Ian Tepoot

Posted on Nov 18

Tiny But Mighty: Small AI's Potential & What's Holding It Back

#machinelearning #architecture #api #discuss

The frustrating pattern of excellent sub-frontier parameter AI models from GDPR-aligned regions undermined by poor API implementation…

The AI industry has convinced itself that capability scales linearly with parameters. Bigger models, more compute, higher costs, mounting environmental impact. But what if the bottleneck isn't model scale… it's architectural coordination? This is the engineering approach I'm working to validate with Crafted Logic Lab as we barrel toward release products.

Sub-frontier models from GDPR-aligned regions offer compelling advantages: reduced operational costs, lower environmental footprint, and distance from Silicon Valley's pure capital extraction, hyperscale-obsessed paradigm.
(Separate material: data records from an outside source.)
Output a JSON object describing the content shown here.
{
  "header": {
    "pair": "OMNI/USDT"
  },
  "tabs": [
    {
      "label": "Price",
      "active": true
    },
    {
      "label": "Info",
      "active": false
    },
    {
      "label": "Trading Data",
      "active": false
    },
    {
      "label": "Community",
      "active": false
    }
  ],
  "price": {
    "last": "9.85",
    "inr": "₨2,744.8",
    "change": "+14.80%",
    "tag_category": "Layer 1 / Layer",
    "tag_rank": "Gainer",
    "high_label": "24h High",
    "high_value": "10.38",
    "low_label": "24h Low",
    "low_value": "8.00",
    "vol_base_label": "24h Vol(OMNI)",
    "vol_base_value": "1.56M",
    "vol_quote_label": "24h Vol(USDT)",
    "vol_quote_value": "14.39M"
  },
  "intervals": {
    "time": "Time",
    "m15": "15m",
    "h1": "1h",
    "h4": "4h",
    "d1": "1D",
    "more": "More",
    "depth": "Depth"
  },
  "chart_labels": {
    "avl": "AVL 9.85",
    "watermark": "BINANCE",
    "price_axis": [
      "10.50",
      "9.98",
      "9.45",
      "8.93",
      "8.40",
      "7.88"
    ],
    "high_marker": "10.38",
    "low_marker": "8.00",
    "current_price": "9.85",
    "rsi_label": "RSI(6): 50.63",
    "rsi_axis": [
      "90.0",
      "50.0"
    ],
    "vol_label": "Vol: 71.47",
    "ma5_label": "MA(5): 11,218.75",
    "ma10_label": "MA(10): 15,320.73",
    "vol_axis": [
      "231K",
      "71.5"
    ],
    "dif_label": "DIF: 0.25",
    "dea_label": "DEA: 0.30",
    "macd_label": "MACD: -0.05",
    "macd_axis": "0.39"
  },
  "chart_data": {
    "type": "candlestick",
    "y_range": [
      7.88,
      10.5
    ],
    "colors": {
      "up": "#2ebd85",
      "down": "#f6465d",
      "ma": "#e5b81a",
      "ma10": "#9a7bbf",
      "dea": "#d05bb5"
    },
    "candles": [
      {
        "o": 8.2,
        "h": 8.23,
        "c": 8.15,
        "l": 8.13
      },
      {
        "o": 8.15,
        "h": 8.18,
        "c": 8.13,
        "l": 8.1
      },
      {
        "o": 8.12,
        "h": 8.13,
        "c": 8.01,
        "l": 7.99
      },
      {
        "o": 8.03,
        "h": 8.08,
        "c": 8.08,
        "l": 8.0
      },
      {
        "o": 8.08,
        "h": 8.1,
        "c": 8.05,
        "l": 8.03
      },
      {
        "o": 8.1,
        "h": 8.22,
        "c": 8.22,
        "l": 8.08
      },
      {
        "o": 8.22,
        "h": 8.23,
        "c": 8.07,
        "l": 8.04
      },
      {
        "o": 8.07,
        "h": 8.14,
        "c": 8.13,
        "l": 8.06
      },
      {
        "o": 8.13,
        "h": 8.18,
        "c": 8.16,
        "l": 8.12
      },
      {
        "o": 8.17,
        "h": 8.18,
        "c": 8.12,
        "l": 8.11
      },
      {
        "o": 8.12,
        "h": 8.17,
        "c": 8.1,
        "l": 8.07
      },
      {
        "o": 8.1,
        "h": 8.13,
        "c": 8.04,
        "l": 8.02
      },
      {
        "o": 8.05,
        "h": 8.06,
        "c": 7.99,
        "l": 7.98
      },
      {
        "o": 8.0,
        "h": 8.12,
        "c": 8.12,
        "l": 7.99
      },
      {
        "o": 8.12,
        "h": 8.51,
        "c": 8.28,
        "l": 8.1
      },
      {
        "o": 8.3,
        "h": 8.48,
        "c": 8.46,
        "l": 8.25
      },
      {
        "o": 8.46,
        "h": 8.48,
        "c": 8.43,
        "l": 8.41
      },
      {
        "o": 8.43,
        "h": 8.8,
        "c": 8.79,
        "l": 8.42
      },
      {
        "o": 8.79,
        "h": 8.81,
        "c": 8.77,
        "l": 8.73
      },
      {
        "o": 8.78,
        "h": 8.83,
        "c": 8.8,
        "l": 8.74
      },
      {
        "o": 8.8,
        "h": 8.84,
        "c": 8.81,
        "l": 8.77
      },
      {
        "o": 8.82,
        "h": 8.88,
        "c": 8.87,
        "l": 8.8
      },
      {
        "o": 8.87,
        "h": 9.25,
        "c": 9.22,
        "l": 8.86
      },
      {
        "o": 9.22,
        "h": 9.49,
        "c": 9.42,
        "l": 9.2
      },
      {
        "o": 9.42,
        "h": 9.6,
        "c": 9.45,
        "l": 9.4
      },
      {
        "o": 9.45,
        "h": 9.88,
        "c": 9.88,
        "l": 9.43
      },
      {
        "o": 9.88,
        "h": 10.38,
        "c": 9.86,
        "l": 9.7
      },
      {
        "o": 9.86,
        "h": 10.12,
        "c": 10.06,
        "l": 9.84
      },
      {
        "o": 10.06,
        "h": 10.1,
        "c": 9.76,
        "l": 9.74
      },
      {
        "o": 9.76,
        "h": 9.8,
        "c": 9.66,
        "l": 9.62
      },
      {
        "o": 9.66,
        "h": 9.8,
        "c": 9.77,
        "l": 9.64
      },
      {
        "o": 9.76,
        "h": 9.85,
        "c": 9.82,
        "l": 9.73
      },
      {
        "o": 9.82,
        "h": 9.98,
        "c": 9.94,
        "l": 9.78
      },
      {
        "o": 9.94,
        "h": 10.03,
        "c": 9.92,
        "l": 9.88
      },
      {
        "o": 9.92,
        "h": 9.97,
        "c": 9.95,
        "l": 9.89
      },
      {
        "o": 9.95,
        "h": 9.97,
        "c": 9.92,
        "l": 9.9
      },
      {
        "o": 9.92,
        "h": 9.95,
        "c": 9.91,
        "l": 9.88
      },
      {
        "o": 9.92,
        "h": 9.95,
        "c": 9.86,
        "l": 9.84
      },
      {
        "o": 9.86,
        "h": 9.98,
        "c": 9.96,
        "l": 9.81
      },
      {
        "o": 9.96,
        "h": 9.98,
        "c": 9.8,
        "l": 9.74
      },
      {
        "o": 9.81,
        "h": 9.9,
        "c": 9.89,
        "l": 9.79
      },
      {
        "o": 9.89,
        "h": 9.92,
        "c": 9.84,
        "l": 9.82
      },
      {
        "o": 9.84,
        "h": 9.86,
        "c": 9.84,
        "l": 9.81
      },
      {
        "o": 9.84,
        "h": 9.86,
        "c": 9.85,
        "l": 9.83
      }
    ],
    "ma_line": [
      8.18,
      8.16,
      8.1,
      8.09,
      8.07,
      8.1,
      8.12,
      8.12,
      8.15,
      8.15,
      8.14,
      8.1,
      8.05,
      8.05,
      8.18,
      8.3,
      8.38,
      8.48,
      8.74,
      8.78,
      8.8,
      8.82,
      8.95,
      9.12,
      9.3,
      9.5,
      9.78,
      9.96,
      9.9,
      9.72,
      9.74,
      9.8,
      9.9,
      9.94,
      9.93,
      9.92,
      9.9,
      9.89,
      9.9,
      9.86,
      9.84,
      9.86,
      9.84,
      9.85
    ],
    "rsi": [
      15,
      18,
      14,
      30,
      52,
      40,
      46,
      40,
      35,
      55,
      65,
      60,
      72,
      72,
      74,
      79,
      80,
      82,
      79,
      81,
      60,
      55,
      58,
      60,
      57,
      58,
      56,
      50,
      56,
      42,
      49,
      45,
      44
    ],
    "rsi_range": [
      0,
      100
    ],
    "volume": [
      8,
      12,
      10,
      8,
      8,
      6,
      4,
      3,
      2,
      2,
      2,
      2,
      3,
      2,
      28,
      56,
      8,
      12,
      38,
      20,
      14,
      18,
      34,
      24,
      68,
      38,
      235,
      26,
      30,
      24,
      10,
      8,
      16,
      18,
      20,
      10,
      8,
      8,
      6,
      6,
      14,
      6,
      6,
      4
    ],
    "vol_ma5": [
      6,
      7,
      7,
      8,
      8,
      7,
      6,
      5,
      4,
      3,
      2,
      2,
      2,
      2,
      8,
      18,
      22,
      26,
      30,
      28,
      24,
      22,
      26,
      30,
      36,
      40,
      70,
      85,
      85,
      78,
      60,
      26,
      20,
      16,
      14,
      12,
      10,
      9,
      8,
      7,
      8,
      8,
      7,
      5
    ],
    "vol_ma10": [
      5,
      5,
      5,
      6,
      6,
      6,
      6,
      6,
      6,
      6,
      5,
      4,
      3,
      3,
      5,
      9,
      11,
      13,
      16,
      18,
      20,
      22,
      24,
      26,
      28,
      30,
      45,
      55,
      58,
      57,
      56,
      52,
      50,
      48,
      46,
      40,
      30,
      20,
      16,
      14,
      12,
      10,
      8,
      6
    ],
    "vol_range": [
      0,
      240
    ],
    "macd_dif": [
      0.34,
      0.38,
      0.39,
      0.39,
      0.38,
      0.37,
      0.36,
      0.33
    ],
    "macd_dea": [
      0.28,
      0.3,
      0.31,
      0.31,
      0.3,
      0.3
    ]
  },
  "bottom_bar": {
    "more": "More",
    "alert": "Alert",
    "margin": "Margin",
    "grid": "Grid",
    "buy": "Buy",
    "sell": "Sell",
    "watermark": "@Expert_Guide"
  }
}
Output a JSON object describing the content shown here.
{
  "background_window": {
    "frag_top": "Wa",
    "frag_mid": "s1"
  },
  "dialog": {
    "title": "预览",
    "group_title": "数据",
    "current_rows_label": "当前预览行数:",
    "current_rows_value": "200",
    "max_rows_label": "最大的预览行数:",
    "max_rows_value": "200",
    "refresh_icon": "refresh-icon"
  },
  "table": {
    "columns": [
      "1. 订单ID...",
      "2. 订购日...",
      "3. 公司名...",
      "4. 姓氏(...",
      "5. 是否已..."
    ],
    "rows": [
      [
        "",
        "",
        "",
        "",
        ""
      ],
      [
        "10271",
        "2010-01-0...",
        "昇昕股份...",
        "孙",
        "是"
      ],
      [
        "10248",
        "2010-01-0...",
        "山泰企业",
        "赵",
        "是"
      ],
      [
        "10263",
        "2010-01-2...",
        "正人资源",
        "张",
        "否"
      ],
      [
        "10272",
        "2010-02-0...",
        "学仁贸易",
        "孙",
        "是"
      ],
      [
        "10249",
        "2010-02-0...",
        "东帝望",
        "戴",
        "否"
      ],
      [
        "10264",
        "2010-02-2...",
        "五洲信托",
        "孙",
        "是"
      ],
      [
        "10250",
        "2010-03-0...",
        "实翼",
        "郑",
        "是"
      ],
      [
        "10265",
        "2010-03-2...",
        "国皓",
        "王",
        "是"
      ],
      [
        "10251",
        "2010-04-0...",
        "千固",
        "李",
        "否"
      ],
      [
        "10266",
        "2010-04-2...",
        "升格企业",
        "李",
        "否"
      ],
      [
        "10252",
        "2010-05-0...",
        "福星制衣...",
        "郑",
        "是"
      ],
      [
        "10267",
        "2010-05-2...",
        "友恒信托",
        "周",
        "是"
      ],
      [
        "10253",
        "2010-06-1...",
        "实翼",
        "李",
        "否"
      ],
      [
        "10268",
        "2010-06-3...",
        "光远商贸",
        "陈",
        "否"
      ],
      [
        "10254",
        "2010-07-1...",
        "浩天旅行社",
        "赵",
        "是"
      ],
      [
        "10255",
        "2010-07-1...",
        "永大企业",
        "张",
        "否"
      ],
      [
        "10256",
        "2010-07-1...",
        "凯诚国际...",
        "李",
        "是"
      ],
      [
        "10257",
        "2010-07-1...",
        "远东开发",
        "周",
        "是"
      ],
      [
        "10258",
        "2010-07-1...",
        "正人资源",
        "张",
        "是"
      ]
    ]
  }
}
We're building cognitive architecture systems (Cognitive Agent Framework™ and Intelligence OS™) that directly challenge the assumption that parameter scale determines AI capability - demonstrating that structure beats scale. Our testing shows sub-frontier models as processing substrates in cognitive frameworks can outperform frontier models.

As Crafted Logic Lab plans to base in Vancouver, I'm particularly focused on Canadian options like Cohere. Their ~105B R+ demonstrates genuine capability under proper coordination. But moving from theoretical capability tests to shipping products reveals the gap: not model limitations, but infrastructure bottlenecks.

The question isn't whether small models can perform at frontier levels under proper architecture. It's whether the APIs, endpoints, and deployment infrastructure exist to prove it in production. That's where the frustration begins.

Abandoned APIs

Here's an example of what I mean. The following is testing Cohere R+ at ~105B parameters (a fraction of frontier model size) under our Cognitive Agent Framework 5-2.1A (codename: Olin). This is through Cohere's direct playground testing bed at temperature 0.9. This is their own client, not the OpenAI compatibility API.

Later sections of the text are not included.